I like CSGs for the exploring – which might be a bit different from what many people mean by either “playing” (passing stat-based challenges to meet some kind of win condition) or “reading” (appreciating beautiful prose, well-drawn characters, thrilling plots).

To me, the chance of story-exploring is what sets interactive novels apart from regular ones. You have the chance to dig into different corners of the story’s world, or see how events would have played out differently, or how characters develop differently in response to your different actions or traits on the MC’s part.

Choice of Robots immediately established itself as my favorite on its release, because of that last-chapter split where you could end up in totally different worlds (i.e. genres of robot fiction) based on your choices to date. The interesting thing about the Robots stats for me was that they opened up properly different stories to experience and explore, not that they set up challenges with win/fail states. The same is true for more recent CoGs I’ve really enjoyed, like Heroes of Myth.

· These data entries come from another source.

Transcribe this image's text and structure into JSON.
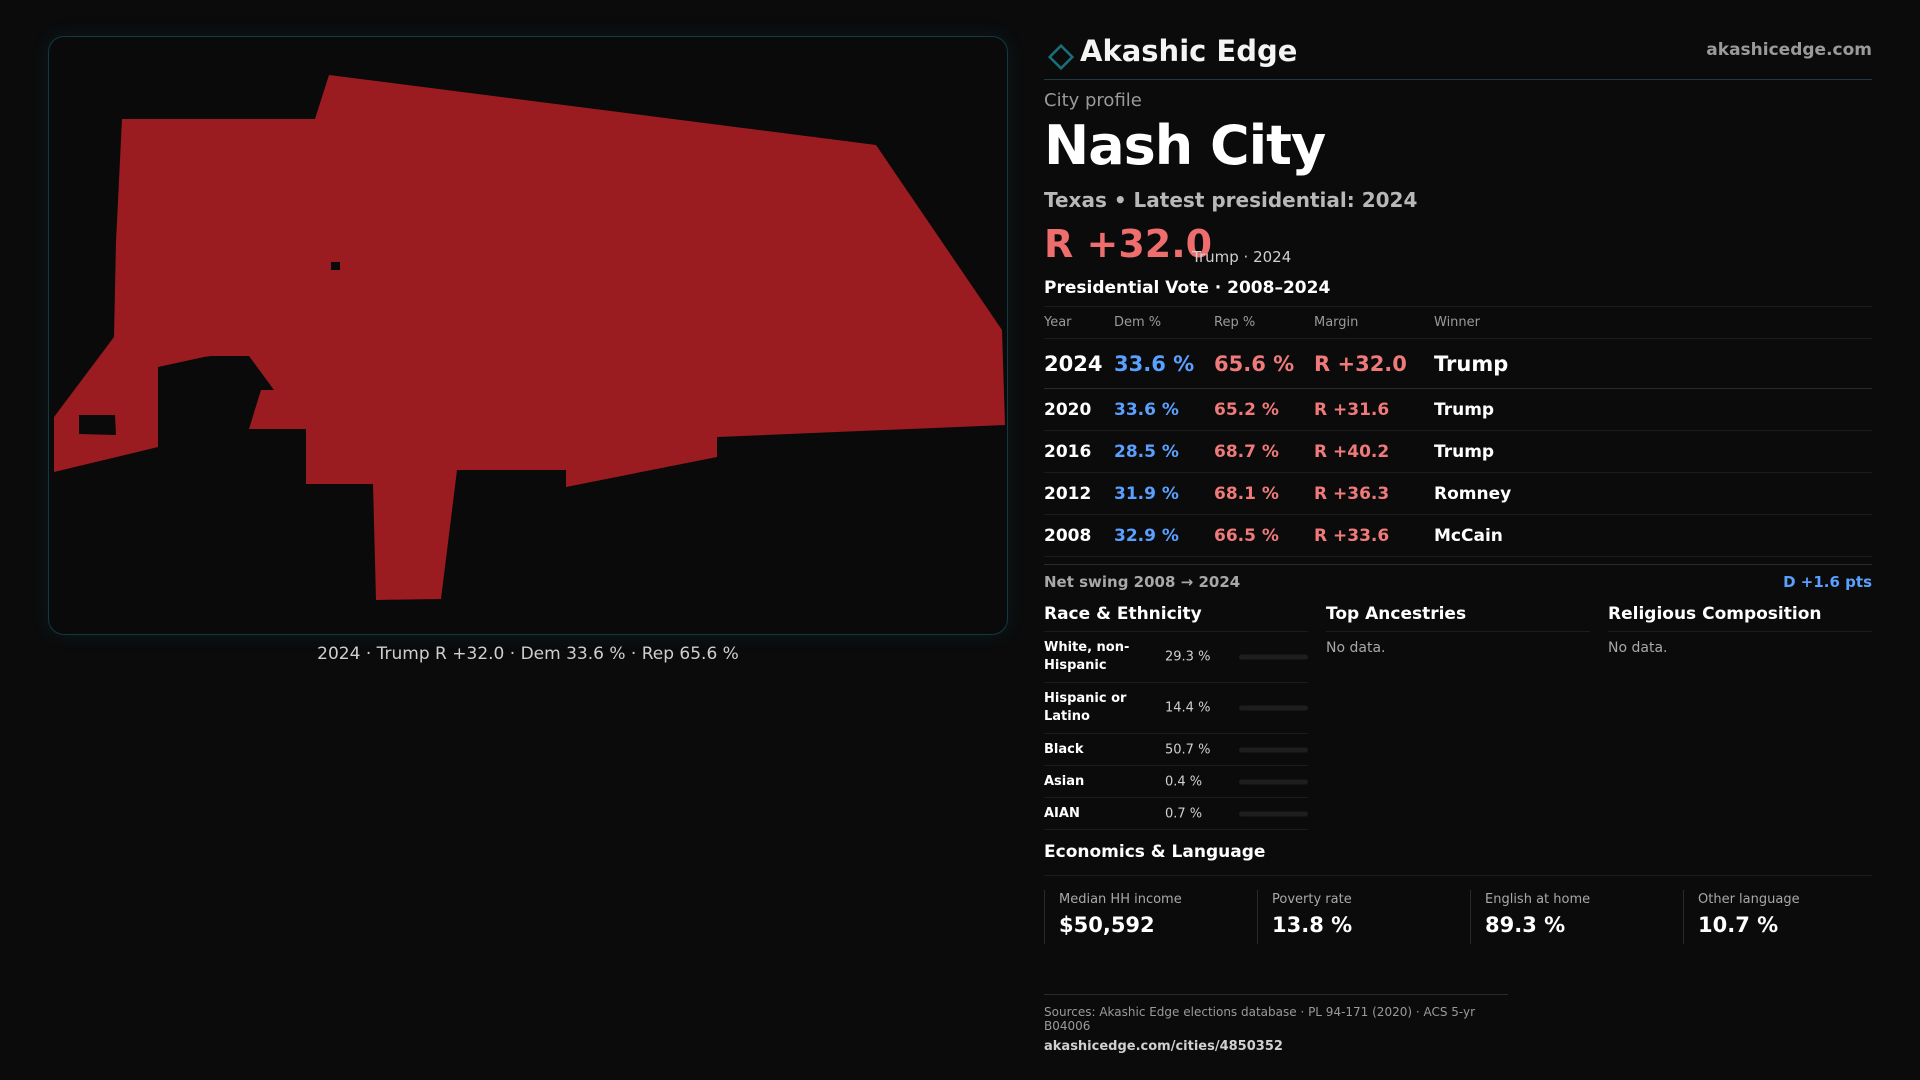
{
  "map": {
    "caption": "2024 · Trump R +32.0 · Dem 33.6 % · Rep 65.6 %",
    "fill_color": "#9b1c20"
  },
  "brand": {
    "name": "Akashic Edge",
    "url": "akashicedge.com",
    "accent_color": "#1a6f7a",
    "logo_icon": "diamond-outline-icon"
  },
  "profile": {
    "kicker": "City profile",
    "city": "Nash City",
    "subline": "Texas • Latest presidential: 2024",
    "margin": "R +32.0",
    "margin_note": "Trump · 2024"
  },
  "vote": {
    "title": "Presidential Vote · 2008–2024",
    "columns": [
      "Year",
      "Dem %",
      "Rep %",
      "Margin",
      "Winner"
    ],
    "rows": [
      {
        "year": "2024",
        "dem": "33.6 %",
        "rep": "65.6 %",
        "margin": "R +32.0",
        "winner": "Trump"
      },
      {
        "year": "2020",
        "dem": "33.6 %",
        "rep": "65.2 %",
        "margin": "R +31.6",
        "winner": "Trump"
      },
      {
        "year": "2016",
        "dem": "28.5 %",
        "rep": "68.7 %",
        "margin": "R +40.2",
        "winner": "Trump"
      },
      {
        "year": "2012",
        "dem": "31.9 %",
        "rep": "68.1 %",
        "margin": "R +36.3",
        "winner": "Romney"
      },
      {
        "year": "2008",
        "dem": "32.9 %",
        "rep": "66.5 %",
        "margin": "R +33.6",
        "winner": "McCain"
      }
    ],
    "swing_label": "Net swing 2008 → 2024",
    "swing_value": "D +1.6 pts"
  },
  "race": {
    "title": "Race & Ethnicity",
    "rows": [
      {
        "label": "White, non-Hispanic",
        "pct": "29.3 %",
        "value": 29.3,
        "color": "#8a8f98"
      },
      {
        "label": "Hispanic or Latino",
        "pct": "14.4 %",
        "value": 14.4,
        "color": "#e08a1e"
      },
      {
        "label": "Black",
        "pct": "50.7 %",
        "value": 50.7,
        "color": "#9b7fe6"
      },
      {
        "label": "Asian",
        "pct": "0.4 %",
        "value": 0.4,
        "color": "#3fb8c9"
      },
      {
        "label": "AIAN",
        "pct": "0.7 %",
        "value": 0.7,
        "color": "#c77b3a"
      }
    ]
  },
  "ancestries": {
    "title": "Top Ancestries",
    "empty": "No data."
  },
  "religion": {
    "title": "Religious Composition",
    "empty": "No data."
  },
  "economics": {
    "title": "Economics & Language",
    "stats": [
      {
        "label": "Median HH income",
        "value": "$50,592"
      },
      {
        "label": "Poverty rate",
        "value": "13.8 %"
      },
      {
        "label": "English at home",
        "value": "89.3 %"
      },
      {
        "label": "Other language",
        "value": "10.7 %"
      }
    ]
  },
  "sources": {
    "text": "Sources: Akashic Edge elections database · PL 94-171 (2020) · ACS 5-yr B04006",
    "url": "akashicedge.com/cities/4850352"
  }
}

I don’t object to more “game-y” win/fail stats challenges as a secondary feature of CSGs, opening up minor wins/achievements/dopamine bumps. But they’re always secondary to me. I usually only look at my stats once or twice in a game, early on, to get a sense of the themes; after that I start making choices, see where they take me, and then come back and see how the story would look to a different character making different choices. If the story can’t be experienced to my satisfaction that way – if it has to be played as a game with close attention to stats – I’ll rarely go back to it. Every once in a while a very game-y CoG will grab me – Lucid is particularly good at hooking me into his, for some reason – but for the most part, I’m here for the story.

At the same time, I’m here to explore the story in the way you really only can in a game. The pleasure of exploration is something I prioritize in lots of my favorite games, whether an open-world RPG like Witcher 3 or a 4X like Civ. A well-done CSG lets me do it for a novel, which can be way more story-intensive than just about any other type of game.